Although #transformDH was initially started to call attention to a panel about transformative DH, it subsequently became a call to action for practitioners of DH to transform the discipline. I think this dual meaning of “transform” – one that acts as a verb and one that is short for the adjective “transformative” – raises questions relevant to all DH projects.

The first meaning – the adjective “transformative” – describes the way DH projects should affect both those who interact with it and the project itself. In terms of being transformative of the project, I have already seen my goals for this website shift in new and exciting ways. While the act of researching an idea will often necessarily change the end result, in DH the methods are also transformative because the tools that are available to me can allow for new connections and changes to my original conception of design. As transformative for an audience, DH projects should open new doors and raise new questions in such a way that the audience is not merely taking in knowledge, but actively discovering and complicating it. In my project, I want my audience to move freely through a web of related authors so they can make their own connections, rather than merely reading how I think one author is like another. My project is and ought to be only the beginning of an exploration into the way authors of multiple identities are working with similar themes in unique ways. As a non-DH project, I could argue my perspective about the similarities and differences of two authors and complicate the field in a small way, but DH allows for me to make a bigger impact by nature of the fact that more people can find more connections that could ever have been possible in a traditional project. (As a caveat, I want to point out that this is not to say there is no value in traditional projects; sometimes a project idea is not suited to DH and to force certain methods onto a project of a different scope is not necessarily the right answer.)

The second meaning – the verb “transform” – is somewhat broader in scope. To “transformDH” means to look from my individual project to its place in a massive discipline. The sheer scope of DH projects is vast because, as an ever-changing, relatively new discipline, part of the work of DH is determining what constitutes DH. When one begins to consider how certain activities that seem distinctly un-academic can be seen in terms of DH, one can get overwhelmed by how huge the discipline already is. Existential dread of the endlessness of data aside, trying to transform any discipline can be overwhelming. Rather than conceive of my project as one that must change DH – a daunting task even without considering this is an eight week program – I have been thinking about how the project as it already is can do the work of transforming. I think that my project is already just the seed of similar kinds of projects that open up the expectations of a certain topic (eg American Gothic) for inquiry rather than merely reifying existing definitions of it; important Gothic is white, male, heterosexual, middle class, and able because we continue to describe it thus. While my project does not propose a new definition of Gothic, it inherently suggests it by including the works of underrepresented authors as those critical to defining the discipline. While I know my project is small in terms of space (a nebulous concept, I know), I think it is doing the work of transforming the discipline of DH, as well as the discipline of English.

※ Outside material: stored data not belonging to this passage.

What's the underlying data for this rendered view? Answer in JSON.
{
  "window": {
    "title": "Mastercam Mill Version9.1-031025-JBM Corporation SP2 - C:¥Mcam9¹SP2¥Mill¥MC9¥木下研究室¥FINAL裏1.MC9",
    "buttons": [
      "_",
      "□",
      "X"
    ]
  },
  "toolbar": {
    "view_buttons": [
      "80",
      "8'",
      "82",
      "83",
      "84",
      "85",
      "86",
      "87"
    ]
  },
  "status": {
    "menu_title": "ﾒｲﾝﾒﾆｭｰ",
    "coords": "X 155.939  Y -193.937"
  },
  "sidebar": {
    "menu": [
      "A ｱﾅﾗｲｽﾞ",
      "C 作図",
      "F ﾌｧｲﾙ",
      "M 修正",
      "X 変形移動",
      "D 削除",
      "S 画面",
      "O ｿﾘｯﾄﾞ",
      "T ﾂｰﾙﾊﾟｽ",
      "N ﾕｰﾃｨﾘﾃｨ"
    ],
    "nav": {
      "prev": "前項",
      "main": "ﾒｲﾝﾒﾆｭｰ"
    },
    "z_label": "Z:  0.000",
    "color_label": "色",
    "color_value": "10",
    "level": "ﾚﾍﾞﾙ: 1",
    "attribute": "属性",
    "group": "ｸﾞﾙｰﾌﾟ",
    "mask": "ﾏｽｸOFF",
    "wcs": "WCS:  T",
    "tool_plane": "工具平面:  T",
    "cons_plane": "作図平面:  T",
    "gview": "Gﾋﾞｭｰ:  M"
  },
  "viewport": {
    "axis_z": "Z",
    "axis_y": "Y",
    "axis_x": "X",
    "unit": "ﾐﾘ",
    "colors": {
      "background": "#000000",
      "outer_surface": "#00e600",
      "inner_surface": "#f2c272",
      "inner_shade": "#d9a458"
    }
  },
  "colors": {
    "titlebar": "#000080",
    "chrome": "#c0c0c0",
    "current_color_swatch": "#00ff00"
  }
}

One Reply to “Week Four Reflective Essay”

  1. Great thoughts here. Your thinking on transformation of both disciplines that engage with DH and DH methodologies is important here. DH has been (and still is, to an extent) a field and method that is mired in tech culture (which mirrors Gothic culture in many ways). There’s the idea of hack vs yack, that we should just stop talking about DH and just do DH … which is very exclusionary and fails to understand that as DH practitioners become more diverse it’s going to change how we do stuff (and rightfully so). I think one of the values of DH is that we can transform (and complicate) the process of research through the use of technology, as long as we are open about our methods and willing to engage in conversation.